Teaching and research assistants at Columbia University will vote this week on whether to hold a one-day work stoppage next week to protest the University’s appeal of last month’s graduate student union election. Columbia’s clerical workers will also vote on whether to hold a work stoppage in support of the Graduate Student Employees United, the group trying to unionize graduate students.

If the two groups vote in favor of the work stoppage, they will spend next Monday picketing rather than teaching, holding office hours or going to work.

The work stoppage is intended to protest the University’s decision to appeal a February National Labor Relations Board ruling that gave graduate students the right to hold a union election. The ballots from the election, which was held two weeks after the University filed an appeal, have been impounded and will not be tallied until after the NLRB rules on Columbia’s appeal.

Clerical workers, whose current contract prohibits job actions including work stoppages, may face disciplinary actions and lost wages if they choose to participate in the work stoppage, Columbia’s Assistant Vice President of Employee and Labor Relations David Cohen indicated in an e-mail sent to clerical workers Monday.

The dispute over the slowdown in the NLRB process comes as the Graduate Employees and Students Organization at Yale continues to ask the University to accept a card-count recognition procedure rather than the NLRB election process GESO deems flawed.

GESO Chairwoman Anita Seth GRD ’05 said the situation at Columbia demonstrates how the NLRB process allows long appeals and potential conflicts.

“To me its a real vindication of what we’ve been saying all along, which is that the NLRB process is very contentious and that a card-count neutrality agreement does present a real way of avoiding all that,” Seth said.

GSEU organizers said they hope the work stoppage will lead Columbia to agree to drop its appeal and allow ballots from the election to be counted.

“The appeal threatens to deprive teaching assistants and research assistants here and at private universities across the country of the right to vote on union representation,” said GSEU organizer Kim Phillips-Fein, a fourth-year graduate student. “We very much hope…that our action will show them that people here on this campus are willing to fight to protect these rights that TAs and RAs have won.”

But Columbia Associate Vice President Virgil Renzulli said the University would not change its position that graduate students are not workers, regardless of whether GSEU picketed.

“It is our position and it has been from the beginning that graduate students, whether they’re teaching assistants or research assistants, are students and not employees as covered by the National Labor Relations Act,” Renzulli said.

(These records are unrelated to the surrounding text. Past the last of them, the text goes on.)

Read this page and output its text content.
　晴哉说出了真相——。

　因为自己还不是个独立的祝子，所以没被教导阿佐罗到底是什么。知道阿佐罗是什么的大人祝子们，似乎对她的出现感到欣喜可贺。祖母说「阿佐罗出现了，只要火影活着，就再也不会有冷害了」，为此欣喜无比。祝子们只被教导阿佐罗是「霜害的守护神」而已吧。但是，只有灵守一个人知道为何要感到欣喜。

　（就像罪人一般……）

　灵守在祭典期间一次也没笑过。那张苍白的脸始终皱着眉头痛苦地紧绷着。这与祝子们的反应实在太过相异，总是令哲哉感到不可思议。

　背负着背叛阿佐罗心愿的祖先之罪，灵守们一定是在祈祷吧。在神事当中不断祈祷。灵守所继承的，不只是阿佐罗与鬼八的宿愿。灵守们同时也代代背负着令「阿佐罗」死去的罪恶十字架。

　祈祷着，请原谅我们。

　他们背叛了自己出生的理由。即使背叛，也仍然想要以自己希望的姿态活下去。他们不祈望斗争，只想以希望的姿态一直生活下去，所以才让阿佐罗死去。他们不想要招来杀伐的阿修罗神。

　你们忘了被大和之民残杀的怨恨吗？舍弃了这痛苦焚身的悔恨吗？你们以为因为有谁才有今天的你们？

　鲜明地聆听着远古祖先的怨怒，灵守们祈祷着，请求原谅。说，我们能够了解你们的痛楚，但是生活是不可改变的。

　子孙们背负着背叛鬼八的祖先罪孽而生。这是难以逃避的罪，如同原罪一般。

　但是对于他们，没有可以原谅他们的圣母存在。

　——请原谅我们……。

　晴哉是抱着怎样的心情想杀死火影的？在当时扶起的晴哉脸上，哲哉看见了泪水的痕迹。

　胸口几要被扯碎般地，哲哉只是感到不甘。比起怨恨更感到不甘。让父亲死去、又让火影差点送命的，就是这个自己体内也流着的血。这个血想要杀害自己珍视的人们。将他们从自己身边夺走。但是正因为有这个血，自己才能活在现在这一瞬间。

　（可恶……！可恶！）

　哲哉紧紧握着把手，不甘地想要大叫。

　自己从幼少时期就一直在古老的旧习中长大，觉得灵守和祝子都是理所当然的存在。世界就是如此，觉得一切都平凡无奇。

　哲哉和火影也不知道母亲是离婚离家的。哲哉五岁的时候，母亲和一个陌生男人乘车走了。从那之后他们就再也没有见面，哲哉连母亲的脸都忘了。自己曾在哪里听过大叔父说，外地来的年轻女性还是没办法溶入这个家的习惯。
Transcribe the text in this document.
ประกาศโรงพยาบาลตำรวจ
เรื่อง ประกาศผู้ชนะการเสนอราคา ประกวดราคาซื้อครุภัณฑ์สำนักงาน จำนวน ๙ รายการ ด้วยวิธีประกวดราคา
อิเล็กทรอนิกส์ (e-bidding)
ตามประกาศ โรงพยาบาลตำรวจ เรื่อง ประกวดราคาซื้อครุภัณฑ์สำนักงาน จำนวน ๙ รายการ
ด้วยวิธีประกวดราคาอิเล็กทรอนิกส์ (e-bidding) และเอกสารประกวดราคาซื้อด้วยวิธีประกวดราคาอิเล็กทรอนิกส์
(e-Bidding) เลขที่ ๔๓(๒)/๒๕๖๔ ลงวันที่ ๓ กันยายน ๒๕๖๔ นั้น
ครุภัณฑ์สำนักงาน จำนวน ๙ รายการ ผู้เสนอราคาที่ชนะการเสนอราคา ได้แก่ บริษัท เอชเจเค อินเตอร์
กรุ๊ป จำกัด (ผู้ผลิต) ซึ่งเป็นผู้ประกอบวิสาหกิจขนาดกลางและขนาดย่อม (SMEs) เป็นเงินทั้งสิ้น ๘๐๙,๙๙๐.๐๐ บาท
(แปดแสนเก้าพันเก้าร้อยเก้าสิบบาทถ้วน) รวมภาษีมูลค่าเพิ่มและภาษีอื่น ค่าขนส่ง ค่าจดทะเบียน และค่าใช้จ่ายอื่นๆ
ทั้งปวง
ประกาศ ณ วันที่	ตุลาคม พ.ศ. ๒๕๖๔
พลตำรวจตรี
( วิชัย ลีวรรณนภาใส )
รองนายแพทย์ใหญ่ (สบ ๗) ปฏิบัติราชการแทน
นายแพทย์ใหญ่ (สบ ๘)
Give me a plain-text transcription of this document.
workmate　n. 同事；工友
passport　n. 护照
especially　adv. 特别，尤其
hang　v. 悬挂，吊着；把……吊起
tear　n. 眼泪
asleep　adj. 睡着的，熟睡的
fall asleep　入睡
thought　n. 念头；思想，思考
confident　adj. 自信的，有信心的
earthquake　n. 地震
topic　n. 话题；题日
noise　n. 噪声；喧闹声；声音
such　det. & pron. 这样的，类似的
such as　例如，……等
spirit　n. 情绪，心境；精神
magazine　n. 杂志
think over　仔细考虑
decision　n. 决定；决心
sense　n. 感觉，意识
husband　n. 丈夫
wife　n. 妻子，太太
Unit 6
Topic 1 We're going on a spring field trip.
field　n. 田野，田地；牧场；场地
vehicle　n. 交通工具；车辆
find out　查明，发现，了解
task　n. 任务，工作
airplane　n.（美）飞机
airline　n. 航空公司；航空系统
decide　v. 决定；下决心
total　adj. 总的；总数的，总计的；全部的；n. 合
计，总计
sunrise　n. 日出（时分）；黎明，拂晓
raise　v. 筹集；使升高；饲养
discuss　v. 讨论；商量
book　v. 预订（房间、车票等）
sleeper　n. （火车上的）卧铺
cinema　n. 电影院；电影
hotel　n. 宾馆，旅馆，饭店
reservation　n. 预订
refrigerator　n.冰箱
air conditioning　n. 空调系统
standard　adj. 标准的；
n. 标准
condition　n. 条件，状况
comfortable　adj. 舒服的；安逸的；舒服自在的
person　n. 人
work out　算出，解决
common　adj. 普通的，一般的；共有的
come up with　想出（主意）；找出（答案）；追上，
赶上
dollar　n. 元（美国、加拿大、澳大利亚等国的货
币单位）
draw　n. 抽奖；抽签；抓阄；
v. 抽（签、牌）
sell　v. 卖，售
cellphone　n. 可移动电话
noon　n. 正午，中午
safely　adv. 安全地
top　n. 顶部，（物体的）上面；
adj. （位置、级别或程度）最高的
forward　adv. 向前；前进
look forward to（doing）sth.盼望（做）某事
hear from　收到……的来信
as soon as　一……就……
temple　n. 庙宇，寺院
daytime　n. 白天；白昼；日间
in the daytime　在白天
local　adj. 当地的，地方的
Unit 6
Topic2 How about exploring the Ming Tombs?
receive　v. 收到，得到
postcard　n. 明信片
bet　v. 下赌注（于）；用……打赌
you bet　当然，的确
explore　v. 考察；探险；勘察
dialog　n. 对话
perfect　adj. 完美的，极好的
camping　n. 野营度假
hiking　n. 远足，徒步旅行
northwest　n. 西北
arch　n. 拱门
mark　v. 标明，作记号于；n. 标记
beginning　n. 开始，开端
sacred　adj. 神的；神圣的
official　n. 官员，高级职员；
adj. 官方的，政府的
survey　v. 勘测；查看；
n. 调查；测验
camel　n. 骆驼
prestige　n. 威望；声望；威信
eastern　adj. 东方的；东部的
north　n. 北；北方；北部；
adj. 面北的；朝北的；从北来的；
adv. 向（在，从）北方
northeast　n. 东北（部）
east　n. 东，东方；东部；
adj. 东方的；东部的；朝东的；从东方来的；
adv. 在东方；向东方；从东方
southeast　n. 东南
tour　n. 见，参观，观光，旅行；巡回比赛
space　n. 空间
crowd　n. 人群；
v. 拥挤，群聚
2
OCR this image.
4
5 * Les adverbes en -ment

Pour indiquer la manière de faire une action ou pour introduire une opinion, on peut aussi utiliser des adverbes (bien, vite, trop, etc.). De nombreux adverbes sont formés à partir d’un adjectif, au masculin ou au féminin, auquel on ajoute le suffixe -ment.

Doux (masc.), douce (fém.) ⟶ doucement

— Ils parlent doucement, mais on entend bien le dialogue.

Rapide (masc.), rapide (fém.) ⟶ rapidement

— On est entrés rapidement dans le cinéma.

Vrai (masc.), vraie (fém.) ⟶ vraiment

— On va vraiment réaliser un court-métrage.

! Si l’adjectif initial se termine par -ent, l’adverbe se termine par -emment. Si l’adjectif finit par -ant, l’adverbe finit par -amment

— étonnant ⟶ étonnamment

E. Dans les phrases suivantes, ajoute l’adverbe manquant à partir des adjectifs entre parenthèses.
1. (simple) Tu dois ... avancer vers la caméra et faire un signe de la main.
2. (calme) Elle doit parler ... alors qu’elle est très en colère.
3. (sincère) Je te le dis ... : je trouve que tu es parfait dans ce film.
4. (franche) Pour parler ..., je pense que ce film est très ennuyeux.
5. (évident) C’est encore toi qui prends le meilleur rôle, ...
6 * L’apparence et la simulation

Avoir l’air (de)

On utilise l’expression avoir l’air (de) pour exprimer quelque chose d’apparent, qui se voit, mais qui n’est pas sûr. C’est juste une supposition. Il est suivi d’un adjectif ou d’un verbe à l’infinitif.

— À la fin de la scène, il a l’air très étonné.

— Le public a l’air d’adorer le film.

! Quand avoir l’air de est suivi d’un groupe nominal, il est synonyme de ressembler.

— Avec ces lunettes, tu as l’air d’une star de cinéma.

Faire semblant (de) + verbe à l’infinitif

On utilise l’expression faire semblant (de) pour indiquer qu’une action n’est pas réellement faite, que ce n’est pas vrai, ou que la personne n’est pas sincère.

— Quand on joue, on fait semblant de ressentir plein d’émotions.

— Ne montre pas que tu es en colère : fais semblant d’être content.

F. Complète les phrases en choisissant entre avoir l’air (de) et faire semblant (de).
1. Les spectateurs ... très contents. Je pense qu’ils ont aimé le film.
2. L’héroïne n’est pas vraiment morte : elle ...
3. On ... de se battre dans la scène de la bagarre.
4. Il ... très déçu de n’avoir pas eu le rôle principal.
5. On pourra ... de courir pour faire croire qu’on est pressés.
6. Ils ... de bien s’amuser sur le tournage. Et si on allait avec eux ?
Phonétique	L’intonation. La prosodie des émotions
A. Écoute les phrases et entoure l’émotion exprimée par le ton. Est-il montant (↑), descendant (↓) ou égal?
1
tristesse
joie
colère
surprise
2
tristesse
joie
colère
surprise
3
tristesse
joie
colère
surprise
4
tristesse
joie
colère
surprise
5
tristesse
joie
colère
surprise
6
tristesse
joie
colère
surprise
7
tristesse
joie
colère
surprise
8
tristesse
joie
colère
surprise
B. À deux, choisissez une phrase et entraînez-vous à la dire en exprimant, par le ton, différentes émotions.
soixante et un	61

The graduate students and clerical workers are both organized under local 2110 of the United Auto Workers, but represent separate bargaining units. Each group will vote separately on whether to participate in the work stoppage.

An administrative aide at Columbia said that despite warnings of discipline for participating in a work stoppage, she would “absolutely” support the graduate students.

“We know that if everyone stands [together] we can do it,” the administrative assistant said. “One person alone cannot do it, but if everyone stands, we can do it.”

Alexsa Rosa, another administrative aide at Columbia, said she doubted that the University would actually take action against workers who participated in the work stoppage.

Cohen declined to comment on specific actions that might be taken against workers who participated in a work stoppage.